University of Illinois at Chicago, USA
Chunyu Liu has completed his Ph.D. at the age of 29 years from the State Key Laboratory of Medical Genetics of China, Hunan Medical University; and had his postdoctoral training at the University of Chicago, Department of Psychiatry. He has published more than 75 papers in reputed journals and six book chapters. He serves as an academic editor of PLoS One and Genetics and Epigenetics, as reviewers for numerous journals and funding agencies, including NIH.

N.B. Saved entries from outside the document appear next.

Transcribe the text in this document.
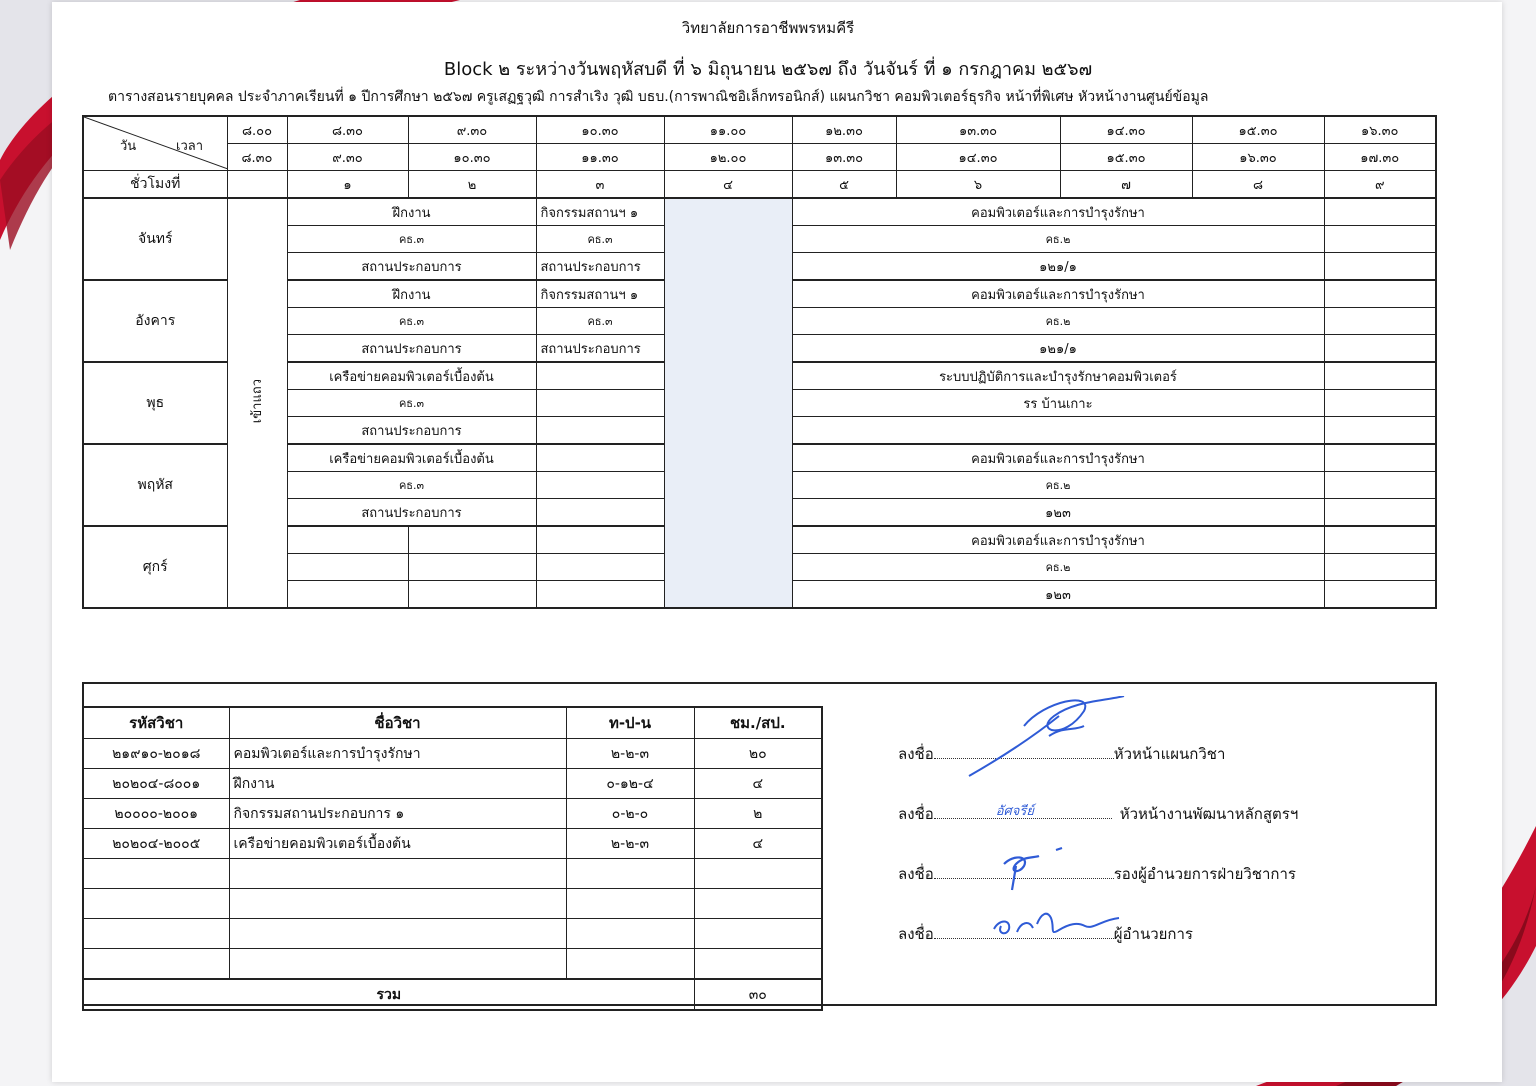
วิทยาลัยการอาชีพพรหมคีรี
Block ๒ ระหว่างวันพฤหัสบดี ที่ ๖ มิถุนายน ๒๕๖๗ ถึง วันจันร์ ที่ ๑ กรกฎาคม ๒๕๖๗
ตารางสอนรายบุคคล ประจำภาคเรียนที่ ๑ ปีการศึกษา ๒๕๖๗ ครูเสฏฐวุฒิ การสำเริง วุฒิ บธบ.(การพาณิชอิเล็กทรอนิกส์) แผนกวิชา คอมพิวเตอร์ธุรกิจ หน้าที่พิเศษ หัวหน้างานศูนย์ข้อมูล
วัน เวลา	๘.๐๐	๘.๓๐	๙.๓๐	๑๐.๓๐	๑๑.๐๐	๑๒.๓๐	๑๓.๓๐	๑๔.๓๐	๑๕.๓๐	๑๖.๓๐
	๘.๓๐	๙.๓๐	๑๐.๓๐	๑๑.๓๐	๑๒.๐๐	๑๓.๓๐	๑๔.๓๐	๑๕.๓๐	๑๖.๓๐	๑๗.๓๐
ชั่วโมงที่		๑	๒	๓	๔	๕	๖	๗	๘	๙
จันทร์	เข้าแถว	ฝึกงาน		กิจกรรมสถานฯ ๑		คอมพิวเตอร์และการบำรุงรักษา				
		คธ.๓		คธ.๓		คธ.๒				
		สถานประกอบการ		สถานประกอบการ		๑๒๑/๑				
อังคาร		ฝึกงาน		กิจกรรมสถานฯ ๑		คอมพิวเตอร์และการบำรุงรักษา				
		คธ.๓		คธ.๓		คธ.๒				
		สถานประกอบการ		สถานประกอบการ		๑๒๑/๑				
พุธ		เครือข่ายคอมพิวเตอร์เบื้องต้น				ระบบปฏิบัติการและบำรุงรักษาคอมพิวเตอร์				
		คธ.๓				รร บ้านเกาะ				
		สถานประกอบการ								
พฤหัส		เครือข่ายคอมพิวเตอร์เบื้องต้น				คอมพิวเตอร์และการบำรุงรักษา				
		คธ.๓				คธ.๒				
		สถานประกอบการ				๑๒๓				
ศุกร์						คอมพิวเตอร์และการบำรุงรักษา				
						คธ.๒				
						๑๒๓				
รหัสวิชา	ชื่อวิชา	ท-ป-น	ชม./สป.
๒๑๙๑๐-๒๐๑๘	คอมพิวเตอร์และการบำรุงรักษา	๒-๒-๓	๒๐
๒๐๒๐๔-๘๐๐๑	ฝึกงาน	๐-๑๒-๔	๔
๒๐๐๐๐-๒๐๐๑	กิจกรรมสถานประกอบการ ๑	๐-๒-๐	๒
๒๐๒๐๔-๒๐๐๕	เครือข่ายคอมพิวเตอร์เบื้องต้น	๒-๒-๓	๔

รวม			๓๐
ลงชื่อ	หัวหน้าแผนกวิชา
ลงชื่อ	อัศจรีย์	หัวหน้างานพัฒนาหลักสูตรฯ
ลงชื่อ	รองผู้อำนวยการฝ่ายวิชาการ
ลงชื่อ	ผู้อำนวยการ
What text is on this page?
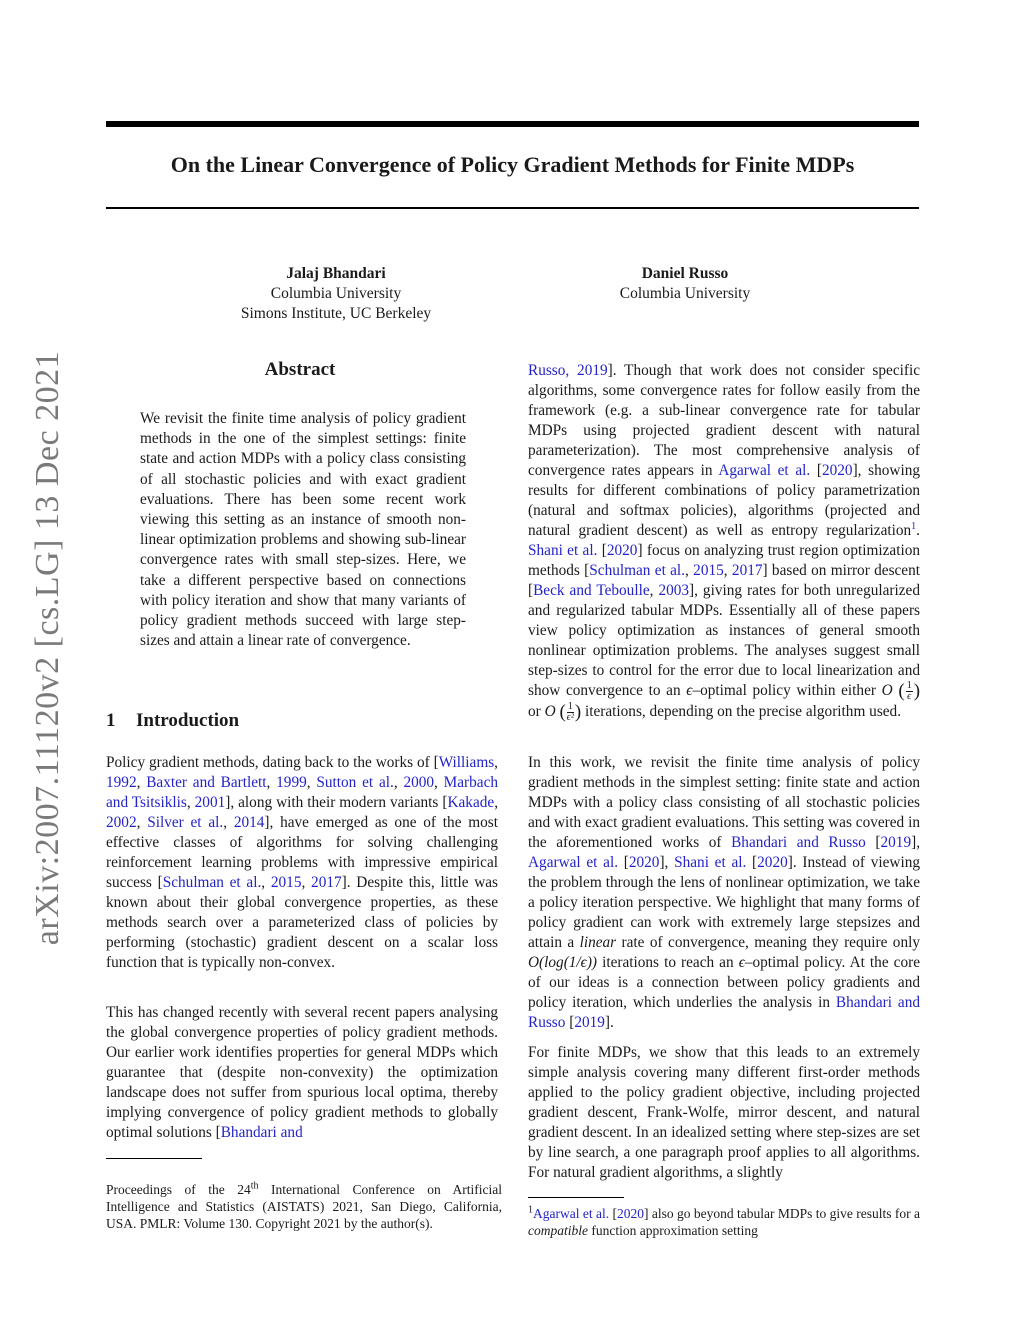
On the Linear Convergence of Policy Gradient Methods for Finite MDPs
Jalaj Bhandari
Columbia University
Simons Institute, UC Berkeley
Daniel Russo
Columbia University
arXiv:2007.11120v2 [cs.LG] 13 Dec 2021	Abstract

We revisit the finite time analysis of policy gradient methods in the one of the simplest settings: finite state and action MDPs with a policy class consisting of all stochastic policies and with exact gradient evaluations. There has been some recent work viewing this setting as an instance of smooth non-linear optimization problems and showing sub-linear convergence rates with small step-sizes. Here, we take a different perspective based on connections with policy iteration and show that many variants of policy gradient methods succeed with large step-sizes and attain a linear rate of convergence.

1 Introduction

Policy gradient methods, dating back to the works of [Williams, 1992, Baxter and Bartlett, 1999, Sutton et al., 2000, Marbach and Tsitsiklis, 2001], along with their modern variants [Kakade, 2002, Silver et al., 2014], have emerged as one of the most effective classes of algorithms for solving challenging reinforcement learning problems with impressive empirical success [Schulman et al., 2015, 2017]. Despite this, little was known about their global convergence properties, as these methods search over a parameterized class of policies by performing (stochastic) gradient descent on a scalar loss function that is typically non-convex.

This has changed recently with several recent papers analysing the global convergence properties of policy gradient methods. Our earlier work identifies properties for general MDPs which guarantee that (despite non-convexity) the optimization landscape does not suffer from spurious local optima, thereby implying convergence of policy gradient methods to globally optimal solutions [Bhandari and

Proceedings of the 24th International Conference on Artificial Intelligence and Statistics (AISTATS) 2021, San Diego, California, USA. PMLR: Volume 130. Copyright 2021 by the author(s).

Russo, 2019]. Though that work does not consider specific algorithms, some convergence rates for follow easily from the framework (e.g. a sub-linear convergence rate for tabular MDPs using projected gradient descent with natural parameterization). The most comprehensive analysis of convergence rates appears in Agarwal et al. [2020], showing results for different combinations of policy parametrization (natural and softmax policies), algorithms (projected and natural gradient descent) as well as entropy regularization$^1$. Shani et al. [2020] focus on analyzing trust region optimization methods [Schulman et al., 2015, 2017] based on mirror descent [Beck and Teboulle, 2003], giving rates for both unregularized and regularized tabular MDPs. Essentially all of these papers view policy optimization as instances of general smooth nonlinear optimization problems. The analyses suggest small step-sizes to control for the error due to local linearization and show convergence to an ϵ–optimal policy within either O ( $\frac{1}{\epsilon}$ ) or O ( $\frac{1}{\text{ϵ²}}$ ) iterations, depending on the precise algorithm used.

In this work, we revisit the finite time analysis of policy gradient methods in the simplest setting: finite state and action MDPs with a policy class consisting of all stochastic policies and with exact gradient evaluations. This setting was covered in the aforementioned works of Bhandari and Russo [2019], Agarwal et al. [2020], Shani et al. [2020]. Instead of viewing the problem through the lens of nonlinear optimization, we take a policy iteration perspective. We highlight that many forms of policy gradient can work with extremely large stepsizes and attain a linear rate of convergence, meaning they require only O(log(1/ϵ)) iterations to reach an ϵ–optimal policy. At the core of our ideas is a connection between policy gradients and policy iteration, which underlies the analysis in Bhandari and Russo [2019].

For finite MDPs, we show that this leads to an extremely simple analysis covering many different first-order methods applied to the policy gradient objective, including projected gradient descent, Frank-Wolfe, mirror descent, and natural gradient descent. In an idealized setting where step-sizes are set by line search, a one paragraph proof applies to all algorithms. For natural gradient algorithms, a slightly

$^1$Agarwal et al. [2020] also go beyond tabular MDPs to give results for a compatible function approximation setting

Genome-wide association studies (GWASs) have identified some common variants associated with psychiatric diseases. While these variants explained some of the disease heritability, their functional effects, largely unknown, may hold clues to disease etiology. Many common SNPs have been found to be associated with gene expression levels in human brain by quantitative trait loci (QTL) mapping. Our and others studies showed that SNP involved in expression QTL (eQTL) in brains are enriched in multiple psychiatric diseases, including bipolar disorder (BD), autism, obsessive compulsive disorder (OCD), Tourette syndrome (TS) and schizophrenia (SZ). We showed that brain eQTL SNPs (eSNPs) can be used to explain a big proportion of heritability that has been captured by GWAS of several psychiatric diseases. We further analyzed those eSNPs for their overlapping epigenetic marks, and target genes, comparing across diseases, tissue types, and studies. The results suggested novel candidate genes and pathways for psychiatric diseases. Our study concluded that brain eQTL can be used to discover potential functions of some common SNPs, to assist interpretation of GWAS results of psychiatric diseases. Epigenomic annotation may further clarify functional effects of SNPs. Moreover, BD, autism, SZ, OCD, and TS have different degree of sharing of genetic factors.